Die Corona-Pandemie ab 2019 beeinflusste den weltweiten E-Commerce sehr stark. Die Zahl der Online-Einkäufe stieg rasant weiter an, das Kaufverhalten änderte sich und Online-Marktplätze sowie die digitale Präsenz von Unternehmen gewannen weiter an Bedeutung. Gleichzeitig führte die gestiegene Nachfrage zu logistischen Herausforderungen. Insgesamt gewann der Online-Handel zwischen Unternehmen und mit den Endkonsumenten in dieser Zeit massiv an Bedeutung.

Die Geschichte des E-Commerce trifft auf die Zukunft des Handels

Diese Veränderungen in der E-Commerce-Branche haben dazu geführt, dass große Einzelhändler heute den Online-Verkauf weiter vorantreiben und selbst kleine, lokale Unternehmen zunehmend auf digitale Methoden setzen, um ihr Geschäft zu beflügeln.

Da sich die Kaufgewohnheiten sowohl der Verbraucherschaft als auch der Unternehmen geändert haben, musste sich der Handel an die neue Situation anpassen und nutzt nun Künstliche Intelligenz (KI) und Automatisierung im E-Commerce.

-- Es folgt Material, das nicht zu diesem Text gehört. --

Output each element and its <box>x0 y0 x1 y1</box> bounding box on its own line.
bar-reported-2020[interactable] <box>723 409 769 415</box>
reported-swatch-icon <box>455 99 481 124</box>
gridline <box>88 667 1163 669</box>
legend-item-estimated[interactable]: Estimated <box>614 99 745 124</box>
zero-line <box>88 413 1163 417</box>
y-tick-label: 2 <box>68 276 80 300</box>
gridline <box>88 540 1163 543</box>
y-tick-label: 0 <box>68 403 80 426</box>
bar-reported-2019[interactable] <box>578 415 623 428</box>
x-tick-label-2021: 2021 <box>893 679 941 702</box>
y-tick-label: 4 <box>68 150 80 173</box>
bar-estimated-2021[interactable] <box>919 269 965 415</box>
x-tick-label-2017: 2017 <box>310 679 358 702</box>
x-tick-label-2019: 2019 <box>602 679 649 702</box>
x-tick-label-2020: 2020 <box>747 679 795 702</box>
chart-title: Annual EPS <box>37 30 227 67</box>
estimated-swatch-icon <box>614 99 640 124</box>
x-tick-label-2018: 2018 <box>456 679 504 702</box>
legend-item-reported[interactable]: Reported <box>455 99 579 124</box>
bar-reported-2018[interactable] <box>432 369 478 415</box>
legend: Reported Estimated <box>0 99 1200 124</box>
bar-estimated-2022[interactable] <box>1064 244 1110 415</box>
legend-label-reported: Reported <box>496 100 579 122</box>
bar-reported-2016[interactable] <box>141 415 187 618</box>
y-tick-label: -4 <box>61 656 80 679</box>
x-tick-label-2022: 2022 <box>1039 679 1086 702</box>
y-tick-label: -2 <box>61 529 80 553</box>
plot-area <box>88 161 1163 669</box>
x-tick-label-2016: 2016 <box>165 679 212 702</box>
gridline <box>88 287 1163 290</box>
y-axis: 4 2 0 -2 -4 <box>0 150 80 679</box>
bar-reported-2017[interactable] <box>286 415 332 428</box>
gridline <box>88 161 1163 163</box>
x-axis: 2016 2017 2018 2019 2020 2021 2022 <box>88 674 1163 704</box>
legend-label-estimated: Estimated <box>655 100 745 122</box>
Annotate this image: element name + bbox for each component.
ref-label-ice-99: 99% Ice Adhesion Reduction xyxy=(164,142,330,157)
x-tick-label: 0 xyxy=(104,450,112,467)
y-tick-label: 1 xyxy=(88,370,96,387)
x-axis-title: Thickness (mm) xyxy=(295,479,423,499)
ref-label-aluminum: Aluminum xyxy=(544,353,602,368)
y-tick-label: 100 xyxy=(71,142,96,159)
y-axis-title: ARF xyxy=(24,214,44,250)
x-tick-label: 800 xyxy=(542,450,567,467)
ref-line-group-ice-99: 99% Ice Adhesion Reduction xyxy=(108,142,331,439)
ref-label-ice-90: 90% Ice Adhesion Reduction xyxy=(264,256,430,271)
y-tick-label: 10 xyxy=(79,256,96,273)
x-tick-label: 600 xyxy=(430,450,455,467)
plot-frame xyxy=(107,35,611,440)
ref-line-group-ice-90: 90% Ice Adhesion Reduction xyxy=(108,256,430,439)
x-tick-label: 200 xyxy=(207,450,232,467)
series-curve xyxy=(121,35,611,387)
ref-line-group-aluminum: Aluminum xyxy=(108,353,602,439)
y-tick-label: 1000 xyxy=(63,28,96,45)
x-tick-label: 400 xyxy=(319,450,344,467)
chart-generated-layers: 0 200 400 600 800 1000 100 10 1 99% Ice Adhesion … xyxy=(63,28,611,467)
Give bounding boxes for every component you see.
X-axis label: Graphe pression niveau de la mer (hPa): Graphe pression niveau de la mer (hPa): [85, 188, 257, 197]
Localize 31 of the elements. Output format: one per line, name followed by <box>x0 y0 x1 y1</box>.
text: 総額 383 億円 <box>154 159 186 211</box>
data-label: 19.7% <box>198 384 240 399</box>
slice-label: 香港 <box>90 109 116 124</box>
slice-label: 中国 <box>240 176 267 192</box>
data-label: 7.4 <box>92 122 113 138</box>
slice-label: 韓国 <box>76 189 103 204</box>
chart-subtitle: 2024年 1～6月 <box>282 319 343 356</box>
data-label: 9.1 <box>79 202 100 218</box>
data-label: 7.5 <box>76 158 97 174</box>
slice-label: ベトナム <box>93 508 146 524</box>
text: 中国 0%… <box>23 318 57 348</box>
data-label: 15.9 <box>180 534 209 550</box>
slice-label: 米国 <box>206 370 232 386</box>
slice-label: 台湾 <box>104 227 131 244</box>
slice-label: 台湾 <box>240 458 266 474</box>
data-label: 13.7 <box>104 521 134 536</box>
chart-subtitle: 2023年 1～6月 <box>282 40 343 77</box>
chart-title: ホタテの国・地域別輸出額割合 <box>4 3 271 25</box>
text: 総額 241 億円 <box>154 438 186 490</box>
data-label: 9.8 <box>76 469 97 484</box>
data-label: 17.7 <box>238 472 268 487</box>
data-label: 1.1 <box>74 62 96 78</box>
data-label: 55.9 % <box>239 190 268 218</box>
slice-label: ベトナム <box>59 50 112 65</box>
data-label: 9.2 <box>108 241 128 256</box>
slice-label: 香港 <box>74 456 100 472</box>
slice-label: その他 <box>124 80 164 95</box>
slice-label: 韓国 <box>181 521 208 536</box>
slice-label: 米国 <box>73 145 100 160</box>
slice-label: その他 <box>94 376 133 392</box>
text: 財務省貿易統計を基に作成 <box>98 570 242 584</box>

Erklärtes Ziel ist, Kundschaft und Interessenten dort abzuholen, wo sie sich gerade auf ihrer Customer Journey befinden. Allerdings wird jeder, der im E-Commerce tätig ist, sich ebenfalls um diese möglichen Kundinnen und Kunden bemühen und seine Taktiken entsprechend anpassen, um dadurch mehr Umsatz zu erzielen. Innovationen treiben also die Entwicklung permanent weiter voran.

Wenn uns die (relativ kurze) Geschichte des E-Commerce etwas gelehrt hat, dann dies: Der Online-Handel hat sich stets in rasantem Tempo voran bewegt und nimmt einen immer größeren Anteil am Geschäft in nahezu allen Branchen ein.

Effiziente, bequeme und personalisierte Erlebnisse mit hochentwickelten Tools werden deshalb auch in Zukunft das Gebot der Stunde sein. Unabhängig davon, für welche Trends sich Ihr Unternehmen entscheidet, sollten Sie sicherstellen, dass ihre Arbeit immer zielgerichtet ist und auf eine nahtlose und ansprechende Customer Experience (CX) für alle abzielt.